26. – Ennode à Faustus

Dixième lettre à Faustus. Sur les ordres de son évêque (Laurent de Milan), Ennode demande à Faustus d’intervenir, en sa qualité de questeur du palais 1570 , dans la succession de l’avocat du fisc Mauricellus dont toute la Ligurie garde un souvenir terrible. Que Faustus remplisse lui-même cette charge !

1. Une lettre répond aux vœux et aux désirs quand, aux yeux de qui vous aime, elle prête assistance aux impérieuses nécessités d’autrui. Que je voudrais, si mon sacerdoce ne me l’interdisait, que la quiétude de nombreuses personnes fût souvent troublée1571 afin d’acquitter la dette d’une charité inébranlable en prêtant ma voix à leurs difficultés1572 ! 2. C’est sur les ordres de Monseigneur, votre Père1573, que je m’acquitte du devoir du présent message. Veillant1574 à la sécurité de tous, son esprit sacrifie sa tranquillité à l’intention suivante : il est préoccupé de voir que la mort de Mauricellus1575 n’a pas encore mis un terme aux malheurs des Ligures. En effet, notre province fait face à des périls renaissants comme si celui que j’ai nommé n’était pas enfermé dans la tombe.
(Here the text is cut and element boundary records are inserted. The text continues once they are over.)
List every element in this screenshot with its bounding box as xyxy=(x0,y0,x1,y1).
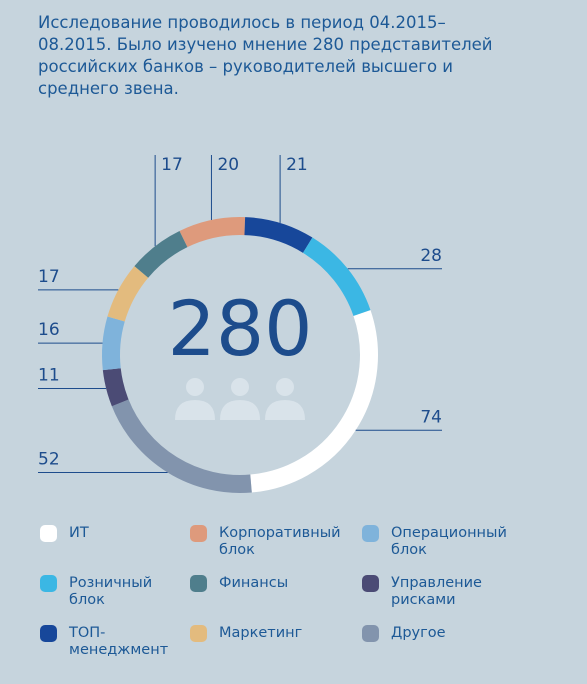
value-label: 17 xyxy=(38,267,60,287)
value-label: 16 xyxy=(38,320,60,340)
legend-label: Розничный блок xyxy=(69,575,153,608)
legend-item: Операционный блок xyxy=(362,525,521,559)
legend-swatch xyxy=(40,575,57,592)
donut-segment xyxy=(302,237,371,317)
people-icons xyxy=(175,378,305,420)
legend-item: Розничный блок xyxy=(40,575,169,609)
donut-segment xyxy=(134,230,188,278)
donut-segment xyxy=(102,367,129,407)
donut-segment xyxy=(179,217,246,248)
legend-swatch xyxy=(190,575,207,592)
legend-item: ИТ xyxy=(40,525,169,542)
legend-item: Управление рисками xyxy=(362,575,521,609)
legend-item: Корпоративный блок xyxy=(190,525,349,559)
legend-swatch xyxy=(40,525,57,542)
value-label: 17 xyxy=(161,155,183,175)
legend-swatch xyxy=(190,525,207,542)
legend-label: Управление рисками xyxy=(391,575,482,608)
legend-label: Маркетинг xyxy=(219,625,303,641)
title: Исследование проводилось в период 04.201… xyxy=(38,13,493,98)
center-total: 280 xyxy=(167,284,312,373)
legend-label: Другое xyxy=(391,625,446,641)
donut-segment xyxy=(102,316,125,371)
legend-item: Финансы xyxy=(190,575,349,592)
donut-segment xyxy=(111,399,252,493)
legend-swatch xyxy=(190,625,207,642)
value-label: 11 xyxy=(38,365,60,385)
legend-label: Операционный блок xyxy=(391,525,507,558)
legend-label: ТОП-менеджмент xyxy=(69,625,169,658)
legend-item: Другое xyxy=(362,625,521,642)
value-label: 28 xyxy=(420,246,442,266)
value-label: 21 xyxy=(286,155,308,175)
legend-swatch xyxy=(362,575,379,592)
legend-swatch xyxy=(40,625,57,642)
legend-swatch xyxy=(362,625,379,642)
donut-segment xyxy=(244,217,313,253)
value-label: 74 xyxy=(420,407,442,427)
value-label: 20 xyxy=(217,155,239,175)
value-label: 52 xyxy=(38,449,60,469)
legend-item: Маркетинг xyxy=(190,625,349,642)
legend-swatch xyxy=(362,525,379,542)
legend-label: Корпоративный блок xyxy=(219,525,341,558)
donut-segment xyxy=(250,310,378,493)
legend-item: ТОП-менеджмент xyxy=(40,625,169,659)
legend-label: Финансы xyxy=(219,575,289,591)
donut-segment xyxy=(107,266,149,322)
legend-label: ИТ xyxy=(69,525,89,541)
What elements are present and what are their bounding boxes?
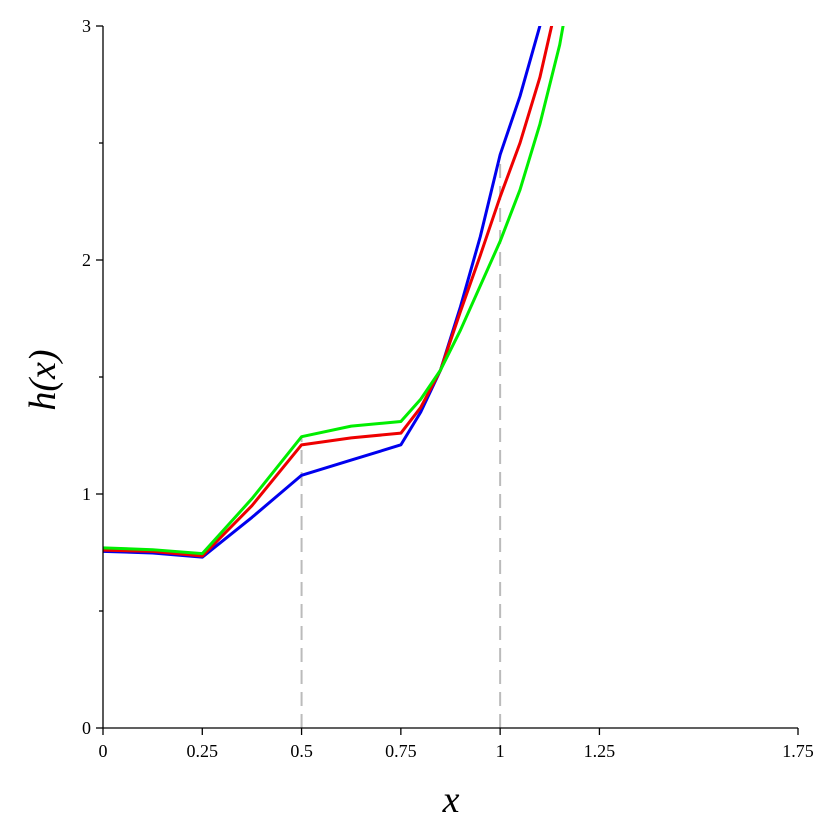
x-tick-label: 0.5 [290, 741, 313, 761]
y-tick-label: 1 [82, 484, 91, 504]
x-axis-title: x [442, 779, 460, 821]
x-tick-label: 1 [496, 741, 505, 761]
reference-lines [300, 154, 502, 728]
x-tick-label: 0 [99, 741, 108, 761]
series-line-3 [103, 26, 565, 556]
series-line-1 [103, 26, 542, 559]
x-tick-label: 0.25 [187, 741, 219, 761]
axes: 0 0.25 0.5 0.75 1 1.25 1.75 0 1 2 3 [82, 16, 814, 761]
y-tick-label: 0 [82, 718, 91, 738]
series-line-2 [103, 26, 554, 558]
x-tick-label: 0.75 [385, 741, 417, 761]
x-tick-label: 1.75 [782, 741, 814, 761]
series-layer [103, 26, 565, 559]
x-tick-label: 1.25 [584, 741, 616, 761]
y-tick-label: 3 [82, 16, 91, 36]
y-axis-title: h(x) [22, 349, 64, 410]
y-tick-label: 2 [82, 250, 91, 270]
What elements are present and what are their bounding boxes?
Certains, s’efforçant d’obtenir par l’intermédiaire d’individus malhonnêtes la charge d’avocat du fisc1576, montrent, avant le succès de leurs vœux, ce qu’ils se préparent à faire dans cette charge. 3. Quant à moi, je n’ai pas caché la réflexion de votre Eminence sur l’intérêt public, en donnant l’assurance que, avec le soutien de Dieu, vous ne confiez à personne la charge dont j’ai parlé1577. Mais l’anxiété des provinciaux pense que tout ce qu’elle redoute peut se réaliser. C’est de Monseigneur l’Evêque que j’ai reçu la mission1578 de cette supplique, celle de m’adresser à votre conscience par l’hommage d’une lettre pour éviter que la fourberie de tel ou tel ne conduise à l’accomplissement de pareille chose. 4. De votre côté, conservez avec soin1579 votre promesse avec la plus grande fidélité en gardant l’intégralité de votre résolution. De mon côté, en rendant les devoirs de mes salutations, j’ai garanti par mon témoignage ce que je m’étais chargé de vous transmettre. J’espère toutefois être instruit par l’office d’une lettre de ce qui aura été décidé sur cette affaire.

Notes
1570.

Le questeur du palais n’avait pas dans ses prérogatives de s’occuper des affaires fiscales ni de la succession de l’aduocatus fisci. Sous Théodoric, l’administration fiscale relevait de la responsabilité du comte du patrimoine (voir Delmaire, p. 57-63).

1571.

Quieta est le sujet du verbe titubare qui est intransitif.

1572.

Dubium : « situation critique », « danger » (voir Sall. Catil. 52, 6 : in dubio esse, « être en danger »).La fin de la phrase signifie : « …en mettant mes paroles au service de leurs dangers ».

1573.

Il s’agit de l’évêque Laurent de Milan.

1574.

Pour une justification de la leçon prouidit et, ligne suivante, de uidit, voir « Prolégomènes », p. 285, notice 14.

1575.
Cet aduocatus fisci n’est connu par aucun autre témoin. Toutefois, le témoignage d’Ennode sur les excès de Mauricellus rappelle les conseils de modération que Théodoric adresse à l’aduocatus fisci Marcellus, vers 507/511, après l’avoir nommé à cette charge (voir Cassiod. uar. 1, 22).
1576.

La charge d’aduocatus fisci (« avocat du fisc ») a été établie sous Hadrien pour défendre le fiscus impérial durant les procès (voir Dig. 28, 4, 3 ; voir Der Neue Pauly. Enzyklopädie der Antike, I, p. 136-137).

1577.

Cette prière en dit long sur la répartition des pouvoirs entre l’Église et l’Etat : en effet, elle révèle l’intervention directe d’un évêque dans l’administration publique et sa volonté d’y voir accéder des hommes de confiance (Faustus est l’ami d’Ennode, diacre de Milan). En cherchant à étendre le domaine d’influence de l’évêque dans l’administration publique, cette épître montre l’évolution des rapports entre l’Église et l’Etat. On est loin de « la doctrine de non-immixtion » qui, au milieu du IVe siècle, délimitait nettement les domaines respectifs du prince et des évêques suivant le principe du Reddite Caesari (voir J. Gaudemet, La formation du droit séculier et du droit de l’Église aux IV e et V e siècles, 1957, p. 197-200).

1578.

Notre traduction ne parvient pas à rendre le jeu de mot prouincialium / prouincia.

1579.

Solliciti est apposé au sujet de custodite et employé adverbialement. Il équivaut à sollicite.